Di Paris, Prancis, ratusan demonstran memadati Bourse Square, memukul panci kosong sebagai simbol kelaparan di Gaza dan meneriakkan slogan keras:

"Israel pembunuh, Macron kaki tangan!"
"Ada genosida di Gaza, kami tidak akan tinggal diam," ujar seorang pengunjuk rasa bernama Myriem.

Laporan dari badan-badan PBB seperti WHO dan OCHA menyebutkan bahwa lebih dari 35.000 orang tewas, mayoritas dari mereka adalah perempuan dan anak-anak. UNRWA juga melaporkan bahwa 90% populasi Gaza kini mengalami kelaparan akut.

Di sisi hukum internasional, Mahkamah Pidana Internasional (ICC) tengah menyelidiki dugaan kejahatan perang oleh Israel, termasuk kemungkinan pelanggaran berat terhadap warga sipil dan penggunaan kekuatan berlebihan (Reuters, Mei 2025).

Respons Israel dan Blokade Resolusi PBB

Perdana Menteri Israel, Benjamin Netanyahu, membantah tuduhan genosida, dengan menyatakan:

"Israel berperang melawan Hamas, bukan warga sipil."
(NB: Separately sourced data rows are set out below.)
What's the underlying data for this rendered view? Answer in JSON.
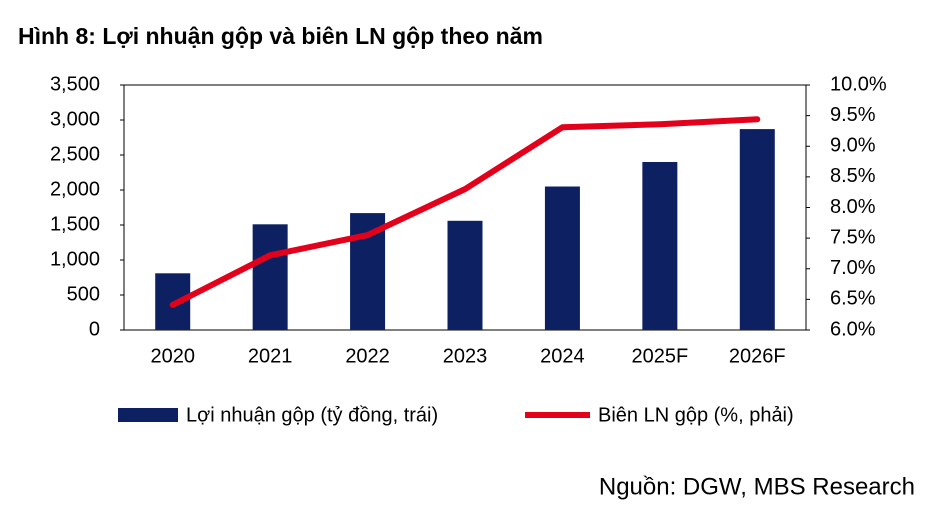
{
  "chart_data": {
    "type": "bar-line",
    "title": "Hình 8: Lợi nhuận gộp và biên LN gộp theo năm",
    "source": "Nguồn: DGW, MBS Research",
    "categories": [
      "2020",
      "2021",
      "2022",
      "2023",
      "2024",
      "2025F",
      "2026F"
    ],
    "series": [
      {
        "name": "Lợi nhuận gộp (tỷ đồng, trái)",
        "type": "bar",
        "color": "#0d2162",
        "values": [
          810,
          1510,
          1670,
          1560,
          2050,
          2400,
          2870
        ]
      },
      {
        "name": "Biên LN gộp (%, phải)",
        "type": "line",
        "axis": "y2",
        "color": "#e2001a",
        "values": [
          6.41,
          7.22,
          7.55,
          8.3,
          9.31,
          9.36,
          9.44
        ]
      }
    ],
    "ylim": [
      0,
      3500
    ],
    "yticks": [
      0,
      500,
      {
        "value": 1000,
        "label": "1,000"
      },
      {
        "value": 1500,
        "label": "1,500"
      },
      {
        "value": 2000,
        "label": "2,000"
      },
      {
        "value": 2500,
        "label": "2,500"
      },
      {
        "value": 3000,
        "label": "3,000"
      },
      {
        "value": 3500,
        "label": "3,500"
      }
    ],
    "y2lim": [
      6,
      10
    ],
    "y2ticks": [
      {
        "value": 6,
        "label": "6.0%"
      },
      {
        "value": 6.5,
        "label": "6.5%"
      },
      {
        "value": 7,
        "label": "7.0%"
      },
      {
        "value": 7.5,
        "label": "7.5%"
      },
      {
        "value": 8,
        "label": "8.0%"
      },
      {
        "value": 8.5,
        "label": "8.5%"
      },
      {
        "value": 9,
        "label": "9.0%"
      },
      {
        "value": 9.5,
        "label": "9.5%"
      },
      {
        "value": 10,
        "label": "10.0%"
      }
    ]
  }
}
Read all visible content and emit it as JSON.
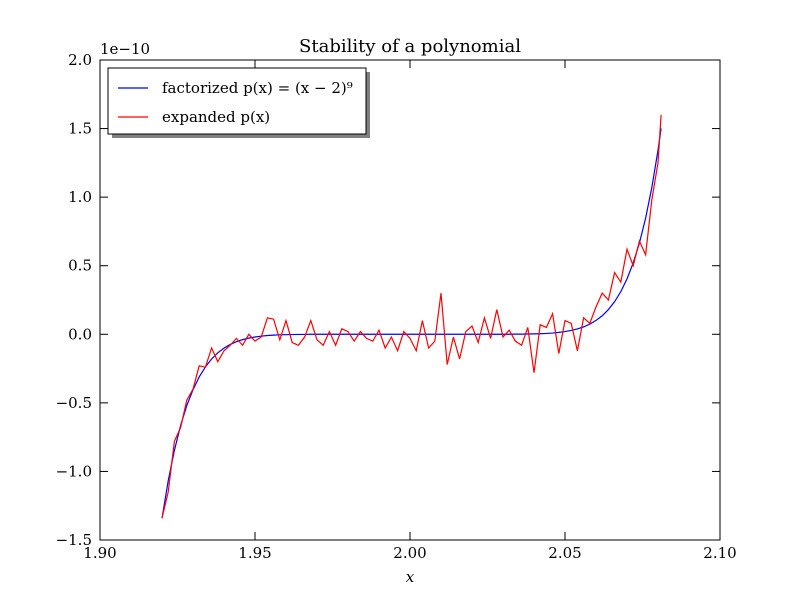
{
  "chart_data": {
    "type": "line",
    "title": "Stability of a polynomial",
    "x_label": "x",
    "offset_text": "1e−10",
    "x": [
      1.92,
      1.922,
      1.924,
      1.926,
      1.928,
      1.93,
      1.932,
      1.934,
      1.936,
      1.938,
      1.94,
      1.942,
      1.944,
      1.946,
      1.948,
      1.95,
      1.952,
      1.954,
      1.956,
      1.958,
      1.96,
      1.962,
      1.964,
      1.966,
      1.968,
      1.97,
      1.972,
      1.974,
      1.976,
      1.978,
      1.98,
      1.982,
      1.984,
      1.986,
      1.988,
      1.99,
      1.992,
      1.994,
      1.996,
      1.998,
      2.0,
      2.002,
      2.004,
      2.006,
      2.008,
      2.01,
      2.012,
      2.014,
      2.016,
      2.018,
      2.02,
      2.022,
      2.024,
      2.026,
      2.028,
      2.03,
      2.032,
      2.034,
      2.036,
      2.038,
      2.04,
      2.042,
      2.044,
      2.046,
      2.048,
      2.05,
      2.052,
      2.054,
      2.056,
      2.058,
      2.06,
      2.062,
      2.064,
      2.066,
      2.068,
      2.07,
      2.072,
      2.074,
      2.076,
      2.078,
      2.08,
      2.081
    ],
    "series": [
      {
        "name": "factorized p(x) = (x − 2)⁹",
        "color": "#0000ff",
        "values": [
          -1.342,
          -1.069,
          -0.846,
          -0.665,
          -0.52,
          -0.404,
          -0.311,
          -0.238,
          -0.18,
          -0.135,
          -0.101,
          -0.074,
          -0.054,
          -0.039,
          -0.028,
          -0.02,
          -0.014,
          -0.009,
          -0.006,
          -0.004,
          -0.003,
          -0.002,
          -0.001,
          -0.001,
          0,
          0,
          0,
          0,
          0,
          0,
          0,
          0,
          0,
          0,
          0,
          0,
          0,
          0,
          0,
          0,
          0,
          0,
          0,
          0,
          0,
          0,
          0,
          0,
          0,
          0,
          0,
          0,
          0,
          0,
          0,
          0,
          0,
          0.001,
          0.001,
          0.002,
          0.003,
          0.004,
          0.006,
          0.009,
          0.014,
          0.02,
          0.028,
          0.039,
          0.054,
          0.074,
          0.101,
          0.135,
          0.18,
          0.238,
          0.311,
          0.404,
          0.52,
          0.665,
          0.846,
          1.069,
          1.342,
          1.501
        ]
      },
      {
        "name": "expanded p(x)",
        "color": "#ff0000",
        "values": [
          -1.34,
          -1.15,
          -0.78,
          -0.68,
          -0.48,
          -0.4,
          -0.23,
          -0.24,
          -0.1,
          -0.2,
          -0.12,
          -0.08,
          -0.03,
          -0.08,
          0.0,
          -0.05,
          -0.02,
          0.12,
          0.11,
          -0.04,
          0.1,
          -0.06,
          -0.08,
          -0.02,
          0.1,
          -0.04,
          -0.08,
          0.02,
          -0.08,
          0.04,
          0.02,
          -0.05,
          0.02,
          -0.03,
          -0.05,
          0.03,
          -0.1,
          -0.02,
          -0.12,
          0.02,
          -0.03,
          -0.12,
          0.1,
          -0.1,
          -0.05,
          0.3,
          -0.22,
          -0.02,
          -0.18,
          0.02,
          0.06,
          -0.06,
          0.12,
          -0.03,
          0.18,
          -0.02,
          0.03,
          -0.05,
          -0.08,
          0.05,
          -0.28,
          0.07,
          0.05,
          0.15,
          -0.14,
          0.1,
          0.08,
          -0.12,
          0.12,
          0.08,
          0.2,
          0.3,
          0.25,
          0.45,
          0.38,
          0.62,
          0.5,
          0.68,
          0.58,
          0.98,
          1.25,
          1.6
        ]
      }
    ],
    "xlim": [
      1.9,
      2.1
    ],
    "xticks": [
      {
        "value": 1.9,
        "label": "1.90"
      },
      1.95,
      {
        "value": 2.0,
        "label": "2.00"
      },
      2.05,
      {
        "value": 2.1,
        "label": "2.10"
      }
    ],
    "ylim": [
      -1.5,
      2.0
    ],
    "yticks": [
      {
        "value": -1.5,
        "label": "−1.5"
      },
      {
        "value": -1.0,
        "label": "−1.0"
      },
      {
        "value": -0.5,
        "label": "−0.5"
      },
      {
        "value": 0,
        "label": "0.0"
      },
      0.5,
      {
        "value": 1,
        "label": "1.0"
      },
      1.5,
      {
        "value": 2,
        "label": "2.0"
      }
    ],
    "legend": "upper left"
  }
}
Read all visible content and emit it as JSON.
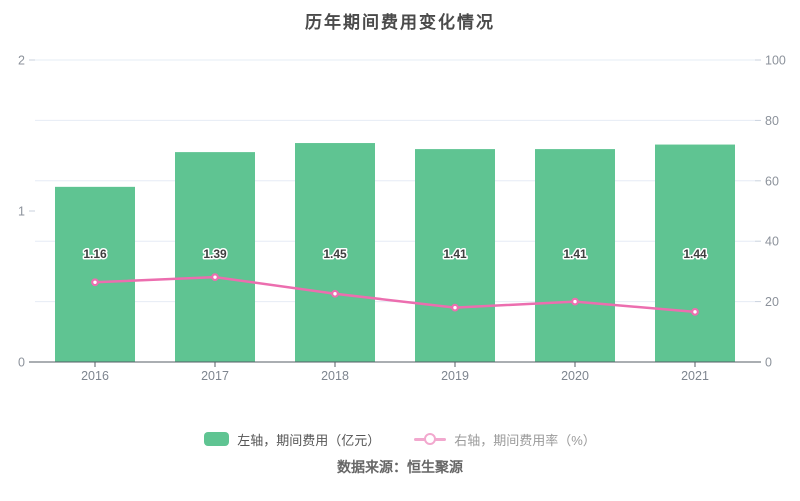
{
  "title": "历年期间费用变化情况",
  "source": "数据来源：恒生聚源",
  "colors": {
    "bar": "#5FC492",
    "line": "#EC6EAF",
    "point_fill": "#FFFFFF",
    "legend_line_marker": "#F2A8CE",
    "grid": "#E6ECF5",
    "axis": "#565D66",
    "minor_tick": "#C9D2DE"
  },
  "chart_data": {
    "type": "bar+line",
    "title": "历年期间费用变化情况",
    "categories": [
      "2016",
      "2017",
      "2018",
      "2019",
      "2020",
      "2021"
    ],
    "series": [
      {
        "name": "左轴，期间费用（亿元）",
        "type": "bar",
        "axis": "left",
        "values": [
          1.16,
          1.39,
          1.45,
          1.41,
          1.41,
          1.44
        ],
        "data_labels": [
          "1.16",
          "1.39",
          "1.45",
          "1.41",
          "1.41",
          "1.44"
        ]
      },
      {
        "name": "右轴，期间费用率（%）",
        "type": "line",
        "axis": "right",
        "values": [
          26.4,
          28.1,
          22.6,
          18.0,
          20.0,
          16.6
        ]
      }
    ],
    "left_axis": {
      "min": 0,
      "max": 2,
      "tick_labels": [
        "0",
        "1",
        "2"
      ]
    },
    "right_axis": {
      "min": 0,
      "max": 100,
      "tick_labels": [
        "0",
        "20",
        "40",
        "60",
        "80",
        "100"
      ]
    },
    "grid": true,
    "legend_position": "bottom"
  }
}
Namun demikian, upaya Dewan Keamanan PBB untuk mengesahkan resolusi gencatan senjata terus gagal, sebagian besar akibat veto dari Amerika Serikat dan sekutunya, sebagaimana dilaporkan oleh Al Jazeera pada April lalu.

Tuduhan genosida oleh Dewan Eropa menandai titik balik dalam wacana internasional terkait konflik Gaza. 

Sementara tekanan global semakin besar—baik melalui diplomasi maupun protes massa—resolusi nyata di PBB masih terbentur kepentingan geopolitik. Gaza tetap terperangkap dalam krisis, menanti tindakan dunia yang lebih tegas dan konkret.